许大茂的嘴,就是个不用插电的鼓风机,还是功率最大的那种。
自从在食堂里吃了傻柱的亏,他就把全部的精力,都用在了编排傻柱和秦淮茹的闲话上。
轧钢厂几千号人,人多嘴杂,正是流言滋生的最好温床。
起初,从许大茂嘴里吐出来的版本还算克制。
“哎,听说了吗?傻柱最近对咱们厂那朵花儿,有点意思啊。”
他对着几个相熟的工友,挤眉弄眼,声音压得极低,偏偏又能让周围一圈人都听见。
这话传出去,经过第一个人的嘴,就变成了“傻柱天天给秦淮茹开小灶”。
到了第二个人耳朵里,细节被添油加醋,味道就彻底变了。
“何止是开小灶!食堂打菜的勺,到了秦淮茹那儿,手就稳得跟焊在锅里似的,肉片都堆成山!”
等传遍一个车间,故事已经进化到了匪夷所思的地步。
“你们不知道,傻柱不光给菜,下班还偷偷摸摸把人叫到小树林里,也不知道干嘛去了,反正秦淮茹出来的时候,脸红扑扑的。”
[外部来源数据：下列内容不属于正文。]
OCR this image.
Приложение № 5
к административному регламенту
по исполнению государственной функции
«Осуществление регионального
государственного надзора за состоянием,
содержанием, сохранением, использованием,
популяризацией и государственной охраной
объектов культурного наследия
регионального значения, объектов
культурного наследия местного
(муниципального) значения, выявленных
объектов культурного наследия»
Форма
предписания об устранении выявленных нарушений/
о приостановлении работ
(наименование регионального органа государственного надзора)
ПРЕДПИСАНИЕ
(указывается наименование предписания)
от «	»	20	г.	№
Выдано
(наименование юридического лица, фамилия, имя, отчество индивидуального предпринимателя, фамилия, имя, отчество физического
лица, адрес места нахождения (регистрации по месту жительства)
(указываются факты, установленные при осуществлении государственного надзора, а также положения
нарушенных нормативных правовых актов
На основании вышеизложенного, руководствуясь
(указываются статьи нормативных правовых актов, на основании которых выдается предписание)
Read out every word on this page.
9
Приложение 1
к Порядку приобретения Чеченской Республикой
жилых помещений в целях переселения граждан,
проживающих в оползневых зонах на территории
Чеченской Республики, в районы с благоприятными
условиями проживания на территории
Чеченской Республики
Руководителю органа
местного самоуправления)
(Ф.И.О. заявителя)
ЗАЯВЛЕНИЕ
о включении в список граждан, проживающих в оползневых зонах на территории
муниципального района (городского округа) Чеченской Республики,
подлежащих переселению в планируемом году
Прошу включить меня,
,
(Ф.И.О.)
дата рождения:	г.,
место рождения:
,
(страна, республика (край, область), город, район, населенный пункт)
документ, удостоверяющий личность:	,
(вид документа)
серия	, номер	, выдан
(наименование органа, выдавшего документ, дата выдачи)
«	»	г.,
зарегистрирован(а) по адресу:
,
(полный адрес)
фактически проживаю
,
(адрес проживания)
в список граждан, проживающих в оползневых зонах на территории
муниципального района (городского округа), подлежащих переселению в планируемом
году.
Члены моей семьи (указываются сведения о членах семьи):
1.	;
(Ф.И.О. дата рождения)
谣言的雪球越滚越大,越滚越黑,最后裹挟着肮脏的泥沙,砸向了四合院。
贾东旭躺在床上,手上的伤口依旧传来阵阵钝痛,但远不及心里的憋闷。
院子里的气氛不对劲。
非常不对劲。
以前他好歹是贾家的顶梁柱,院里邻居见了他,就算不热情,也会客气地点点头,喊一声“东旭”。
现在,那些眼神都变了。
躲闪,怜悯,幸灾乐祸,像一根根看不见的芒刺,扎得他浑身不自在。
前院三大爷家的闫解成,昨天路过他家门口,看见他正往外看,那小子居然下意识地缩了下脖子,然后快步溜了。
那表情,活像是撞破了什么天大的秘密。
中院二大爷家的两个儿子,聚在窗根底下嘀嘀咕咕,一看到他家的窗帘动了,立刻噤声散开,脸上还带着古怪的笑。
贾东旭不是傻子,他只是残了。
这种被蒙在鼓里的感觉,比伤口的疼痛更折磨人。
他感觉自己像个被关在笼子里的困兽,外面的人对着他指指点点,他却连他们在说什么都不知道。
“妈!”
他终于忍不住了,冲着里屋喊了一声。
“你出去,去院里转转,听听那些长舌妇都在嚼什么舌根!我总觉得有事儿!”
贾张氏正在纳鞋底,听见儿子的吩咐,三角眼立刻亮了起来。
打探消息,搬弄是非,这可是她的强项。
“好嘞,儿子你等着,妈这就去给你问个明明白白!”
她放下手里的活计,领了“任务”一般,兴致勃勃地出了门。
贾张氏在院里转悠起来,那双小眼睛四下里搜寻着,就像一只寻找腐肉的秃鹫。
她先是在中院晃了晃,没发现什么目标。
于是,她扭动着肥胖的身躯,踱步到了前院。
刚拐过月亮门,一股厕所特有的氨水味就飘了过来。
贾张氏的目标出现了。
前院的公共茅厕旁,那棵老槐树下,正有几个大妈聚在一起,脑袋凑着脑袋,压低了声音,说得正热闹。
贾张氏心头一喜,立刻放轻了脚步,像只笨拙的猫,悄无声息地蹭到墙角。
她竖起耳朵,将所有的注意力都集中在听觉上。
一个尖细的声音,绘声绘色地钻进她的耳朵。